The FDA does not recognize any certifications for cGMP. By registering with the FDA, you declare that you follow cGMP. The FDA reviews your compliance with cGMP during the approval process and then can audit you any time. To pass an FDA audit, you must have systems and procedures, followed with documented evidence, e.g., batch records and exception reports.
The experts at cGMP Consulting can identify your compliance gaps and help remediate them by establishing robust and enduring solutions, so you are always prepared for an audit.

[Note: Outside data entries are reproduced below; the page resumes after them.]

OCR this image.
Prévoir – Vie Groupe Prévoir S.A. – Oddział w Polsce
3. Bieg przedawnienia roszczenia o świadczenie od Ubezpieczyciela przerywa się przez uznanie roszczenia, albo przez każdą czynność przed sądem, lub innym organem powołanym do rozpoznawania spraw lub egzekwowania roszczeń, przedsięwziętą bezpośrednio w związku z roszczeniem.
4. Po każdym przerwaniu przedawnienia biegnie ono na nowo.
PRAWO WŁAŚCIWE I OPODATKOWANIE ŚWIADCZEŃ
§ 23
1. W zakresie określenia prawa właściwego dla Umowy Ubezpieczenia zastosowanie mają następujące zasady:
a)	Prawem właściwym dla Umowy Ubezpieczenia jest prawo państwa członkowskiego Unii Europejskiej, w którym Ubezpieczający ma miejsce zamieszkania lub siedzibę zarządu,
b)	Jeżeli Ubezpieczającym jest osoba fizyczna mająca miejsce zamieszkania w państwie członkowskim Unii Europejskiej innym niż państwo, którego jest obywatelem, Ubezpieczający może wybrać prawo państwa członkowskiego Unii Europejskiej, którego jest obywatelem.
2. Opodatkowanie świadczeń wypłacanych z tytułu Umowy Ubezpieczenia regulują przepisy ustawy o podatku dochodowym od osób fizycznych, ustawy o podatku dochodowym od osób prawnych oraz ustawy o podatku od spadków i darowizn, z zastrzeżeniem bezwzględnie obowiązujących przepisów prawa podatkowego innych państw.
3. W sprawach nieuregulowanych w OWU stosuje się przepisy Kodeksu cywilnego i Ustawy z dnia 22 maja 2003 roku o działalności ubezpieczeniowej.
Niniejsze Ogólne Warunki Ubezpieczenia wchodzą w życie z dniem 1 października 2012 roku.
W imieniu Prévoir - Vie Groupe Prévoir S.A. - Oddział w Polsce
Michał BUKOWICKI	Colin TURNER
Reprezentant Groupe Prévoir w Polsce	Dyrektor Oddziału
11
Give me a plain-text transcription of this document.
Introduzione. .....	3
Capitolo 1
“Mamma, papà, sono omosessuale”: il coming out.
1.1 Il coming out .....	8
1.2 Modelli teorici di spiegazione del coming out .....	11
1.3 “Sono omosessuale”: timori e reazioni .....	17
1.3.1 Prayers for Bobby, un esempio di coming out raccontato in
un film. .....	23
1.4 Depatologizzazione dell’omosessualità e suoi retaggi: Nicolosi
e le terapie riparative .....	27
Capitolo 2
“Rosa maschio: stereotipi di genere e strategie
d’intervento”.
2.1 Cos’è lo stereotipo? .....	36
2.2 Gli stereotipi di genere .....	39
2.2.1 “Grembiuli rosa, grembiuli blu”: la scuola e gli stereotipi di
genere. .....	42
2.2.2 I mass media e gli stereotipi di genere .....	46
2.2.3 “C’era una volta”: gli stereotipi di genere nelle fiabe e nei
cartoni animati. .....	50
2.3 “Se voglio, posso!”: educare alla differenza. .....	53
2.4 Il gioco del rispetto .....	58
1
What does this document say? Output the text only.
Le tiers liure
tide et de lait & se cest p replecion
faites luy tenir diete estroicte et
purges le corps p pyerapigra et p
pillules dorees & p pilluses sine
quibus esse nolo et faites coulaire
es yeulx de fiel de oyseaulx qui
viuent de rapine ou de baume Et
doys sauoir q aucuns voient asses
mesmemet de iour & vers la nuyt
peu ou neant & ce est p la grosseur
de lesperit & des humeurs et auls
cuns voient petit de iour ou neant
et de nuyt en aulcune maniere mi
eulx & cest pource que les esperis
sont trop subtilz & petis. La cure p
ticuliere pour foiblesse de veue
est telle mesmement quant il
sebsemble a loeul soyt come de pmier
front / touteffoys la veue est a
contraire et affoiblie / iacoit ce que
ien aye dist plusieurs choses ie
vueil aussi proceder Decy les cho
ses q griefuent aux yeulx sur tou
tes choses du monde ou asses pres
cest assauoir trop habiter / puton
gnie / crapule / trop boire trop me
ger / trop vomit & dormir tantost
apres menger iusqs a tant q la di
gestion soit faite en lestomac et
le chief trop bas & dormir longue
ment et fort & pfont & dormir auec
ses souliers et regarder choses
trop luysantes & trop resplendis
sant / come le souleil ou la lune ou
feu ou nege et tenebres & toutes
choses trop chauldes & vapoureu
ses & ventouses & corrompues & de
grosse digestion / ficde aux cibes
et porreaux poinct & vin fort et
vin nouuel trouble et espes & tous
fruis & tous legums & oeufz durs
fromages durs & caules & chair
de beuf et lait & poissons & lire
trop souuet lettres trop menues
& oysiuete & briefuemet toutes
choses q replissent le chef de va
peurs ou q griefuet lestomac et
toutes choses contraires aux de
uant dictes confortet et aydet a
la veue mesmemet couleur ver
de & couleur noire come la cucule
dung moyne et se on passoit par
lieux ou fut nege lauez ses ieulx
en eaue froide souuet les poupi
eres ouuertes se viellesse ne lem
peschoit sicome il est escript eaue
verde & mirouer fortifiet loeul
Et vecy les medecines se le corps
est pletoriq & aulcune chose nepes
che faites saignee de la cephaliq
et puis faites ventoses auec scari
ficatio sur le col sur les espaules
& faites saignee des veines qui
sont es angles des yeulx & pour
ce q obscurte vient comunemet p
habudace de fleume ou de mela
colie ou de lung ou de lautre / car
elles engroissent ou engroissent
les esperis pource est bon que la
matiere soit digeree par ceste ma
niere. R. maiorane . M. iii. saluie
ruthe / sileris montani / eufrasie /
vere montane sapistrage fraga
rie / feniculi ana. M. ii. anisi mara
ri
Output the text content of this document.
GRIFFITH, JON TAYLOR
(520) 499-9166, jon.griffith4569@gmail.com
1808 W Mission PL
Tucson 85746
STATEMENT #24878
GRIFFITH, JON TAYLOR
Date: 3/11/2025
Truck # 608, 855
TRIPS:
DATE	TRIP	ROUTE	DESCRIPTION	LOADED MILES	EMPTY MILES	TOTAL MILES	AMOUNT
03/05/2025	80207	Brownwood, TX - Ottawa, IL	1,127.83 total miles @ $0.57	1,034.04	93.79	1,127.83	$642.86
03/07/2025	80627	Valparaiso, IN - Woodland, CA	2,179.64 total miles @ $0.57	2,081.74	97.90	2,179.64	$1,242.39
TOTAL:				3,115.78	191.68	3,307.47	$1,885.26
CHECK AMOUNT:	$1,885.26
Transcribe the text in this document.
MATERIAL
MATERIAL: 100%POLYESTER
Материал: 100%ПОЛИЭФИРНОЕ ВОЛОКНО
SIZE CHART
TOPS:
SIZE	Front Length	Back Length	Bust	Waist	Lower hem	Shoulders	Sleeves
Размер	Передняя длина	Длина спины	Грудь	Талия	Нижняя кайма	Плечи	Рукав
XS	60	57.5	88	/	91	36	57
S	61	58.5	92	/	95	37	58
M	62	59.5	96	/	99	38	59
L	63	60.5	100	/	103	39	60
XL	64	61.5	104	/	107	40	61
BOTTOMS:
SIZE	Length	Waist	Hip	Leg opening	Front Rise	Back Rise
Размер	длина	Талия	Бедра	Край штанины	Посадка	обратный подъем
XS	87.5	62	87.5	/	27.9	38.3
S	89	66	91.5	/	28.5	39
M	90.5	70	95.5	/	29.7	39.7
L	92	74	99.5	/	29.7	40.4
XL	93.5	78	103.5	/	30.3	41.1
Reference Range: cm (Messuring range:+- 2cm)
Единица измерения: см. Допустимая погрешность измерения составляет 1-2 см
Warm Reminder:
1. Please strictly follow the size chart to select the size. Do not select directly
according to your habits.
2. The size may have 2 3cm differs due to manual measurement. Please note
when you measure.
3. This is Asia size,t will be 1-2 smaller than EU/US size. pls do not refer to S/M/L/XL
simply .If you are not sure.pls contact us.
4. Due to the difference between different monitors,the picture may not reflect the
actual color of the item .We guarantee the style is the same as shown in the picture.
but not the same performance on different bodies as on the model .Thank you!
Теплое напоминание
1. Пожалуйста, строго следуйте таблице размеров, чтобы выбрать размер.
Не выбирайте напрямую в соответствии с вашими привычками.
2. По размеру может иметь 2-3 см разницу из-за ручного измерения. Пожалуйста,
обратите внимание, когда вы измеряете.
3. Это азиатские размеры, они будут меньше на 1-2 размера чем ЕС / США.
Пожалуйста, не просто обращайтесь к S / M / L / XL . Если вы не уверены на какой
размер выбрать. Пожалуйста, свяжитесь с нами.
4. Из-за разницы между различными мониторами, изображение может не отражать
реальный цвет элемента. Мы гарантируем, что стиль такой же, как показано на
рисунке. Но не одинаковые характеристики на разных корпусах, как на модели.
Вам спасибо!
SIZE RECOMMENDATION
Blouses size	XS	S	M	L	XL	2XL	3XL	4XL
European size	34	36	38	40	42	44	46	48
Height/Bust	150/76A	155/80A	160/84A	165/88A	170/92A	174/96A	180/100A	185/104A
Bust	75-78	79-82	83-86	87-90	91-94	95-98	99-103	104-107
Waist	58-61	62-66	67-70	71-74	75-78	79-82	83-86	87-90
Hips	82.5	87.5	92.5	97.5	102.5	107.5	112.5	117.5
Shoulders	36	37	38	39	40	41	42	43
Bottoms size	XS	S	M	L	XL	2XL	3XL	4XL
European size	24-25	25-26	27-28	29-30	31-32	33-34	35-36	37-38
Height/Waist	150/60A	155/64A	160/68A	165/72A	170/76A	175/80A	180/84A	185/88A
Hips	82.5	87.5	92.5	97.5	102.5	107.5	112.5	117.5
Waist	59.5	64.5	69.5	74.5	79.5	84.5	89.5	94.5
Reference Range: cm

cGMP Consulting Inc. utilizes risk management principles followed by the FDA’s ICHQ9 guidelines for assessing the design of facilities during the Research and Development phase. We help our clients define process materials for production control under good clinical manufacturing practices. Additionally, cGMP consultants help in developing the specifications for radiopharmaceutical products and identifying the criticality of the specifications.
We have assisted with facility design to transition from an R&D facility to one with cGMP production and quality systems. Previous projects included isotope production facilities that were produced for clinical supplies.
cGMP collaborated with companies and research facilities on projects which included:
- Isotope reactor use at the production facility for production control and assessing the design requirements.
- Defining the processes and material needed during production control.
- Radiopharmaceuticals basic quality system development in relation to specifications, process, and requirements for Phase I/II Clinical trials.